RANDOMIZATION SCHEME AND INTERVENTIONS
Patients were initially assigned to one of four study groups based on drug (bevacizumab or ranibizumab) and dosing regimen (monthly or as-needed) using permuted block randomization. At 1 year, patients in the monthly groups were randomly reassigned to either monthly or as-needed treatment with no change in drug assignment.
RESULTS (2 years)
Study population
- 1,185 patients were enrolled in the study. Of these, 1,107 patients were followed up during year 2. Visual acuity scores at 2 years were available for 1,030 of these patients.
- No substantial differences in demographic characteristics were observed between groups.
Follow-up time
- 2 years from the beginning of the study
Treatment
- Maximum of 26 injections in the as-needed groups. Mean of 12.6 injections in the ranibizumab as-needed-ranibizumab group and 14.1 in the as-needed-bevacizumab group.

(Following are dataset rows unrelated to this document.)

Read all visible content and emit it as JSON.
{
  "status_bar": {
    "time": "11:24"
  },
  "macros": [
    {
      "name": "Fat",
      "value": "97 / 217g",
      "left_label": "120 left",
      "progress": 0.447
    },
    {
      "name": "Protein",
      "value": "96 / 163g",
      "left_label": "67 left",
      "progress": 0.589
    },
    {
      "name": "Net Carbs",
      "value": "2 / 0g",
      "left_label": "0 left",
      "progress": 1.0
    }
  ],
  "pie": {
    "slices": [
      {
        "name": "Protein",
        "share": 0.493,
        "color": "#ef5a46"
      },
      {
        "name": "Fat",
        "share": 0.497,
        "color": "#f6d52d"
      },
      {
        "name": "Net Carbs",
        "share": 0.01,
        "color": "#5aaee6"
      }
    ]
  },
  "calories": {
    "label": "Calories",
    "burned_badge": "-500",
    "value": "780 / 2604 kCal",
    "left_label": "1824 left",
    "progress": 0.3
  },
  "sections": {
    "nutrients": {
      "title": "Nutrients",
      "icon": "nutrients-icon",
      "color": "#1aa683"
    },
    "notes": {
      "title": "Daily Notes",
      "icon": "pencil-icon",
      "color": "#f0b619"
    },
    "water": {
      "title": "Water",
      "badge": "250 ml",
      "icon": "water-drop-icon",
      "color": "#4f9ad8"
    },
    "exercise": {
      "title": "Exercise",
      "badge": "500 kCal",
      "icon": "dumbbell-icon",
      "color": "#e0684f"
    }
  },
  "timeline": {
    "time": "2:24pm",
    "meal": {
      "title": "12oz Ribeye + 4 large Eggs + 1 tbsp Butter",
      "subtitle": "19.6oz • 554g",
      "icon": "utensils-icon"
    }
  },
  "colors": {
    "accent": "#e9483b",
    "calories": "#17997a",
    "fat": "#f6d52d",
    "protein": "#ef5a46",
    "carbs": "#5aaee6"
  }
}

- Estimated 2-year drug cost ranged from $705 in the bevacizumab-as-needed group to $44,800 in the ranibizumab-monthly group.
Visual acuity end-points
- Mean visual acuity change: + 8.8 letters in the ranibizumab-monthly group; + 7.8 letters in the bevacizumab-monthly group; +6.7 letters in the ranibizumab-as-needed group; +5.0 letters in the bevacizumab as-needed group.
- Difference in mean improvement: bevacizumab relative to ranibizumab = -1.4 letters; as-needed relative to monthly = -2.4 letters.
- Visual acuity was lower and retinal thickness was greater in patients who were switched from monthly to as needed treatment at 1 year when compared with patients who continued monthly treatment.
Anatomic outcomes
- Mean retinal thickness was 29 μm less in patients treated monthly when compared with those treated as needed.
- The proportion of patients without fluid was greater in the ranibizumab and as-needed groups.
- Mean change in lesion area was least in the ranibizumab and as-needed groups.
- The proportion of eyes with newly-diagnosed geographic atrophy was greater in the monthly groups.
- Growth of choroidal neovascularization was less in patients treated monthly compared to those treated as needed.
Adverse Events
- There were no differences in the number of arteriothrombotic (4.7% in the ranibizumab group vs. 5.0% in the bevacizumab group) or venous thrombotic events (0.5% in the ranibizumab group vs. 1.7% in the bevacizumab group) between drug groups.
- Patients who received bevacizumab experienced a greater rate of serious systemic adverse events (39.9%) when compared to patients who received ranibizumab (31.7%). This difference persisted when events associated with systemic treatment with anti-vascular endothelial growth factor drugs were excluded (28.4% in the ranibizumab group vs. 34.5% in the bevacizumab group).
CONCLUSIONS
- The two-year results from the CATT trial demonstrate that while bevacizumab and ranibizumab may result in different anatomic outcomes, both drugs produce similar visual outcomes. Monthly regimens are generally superior to treatment as-needed.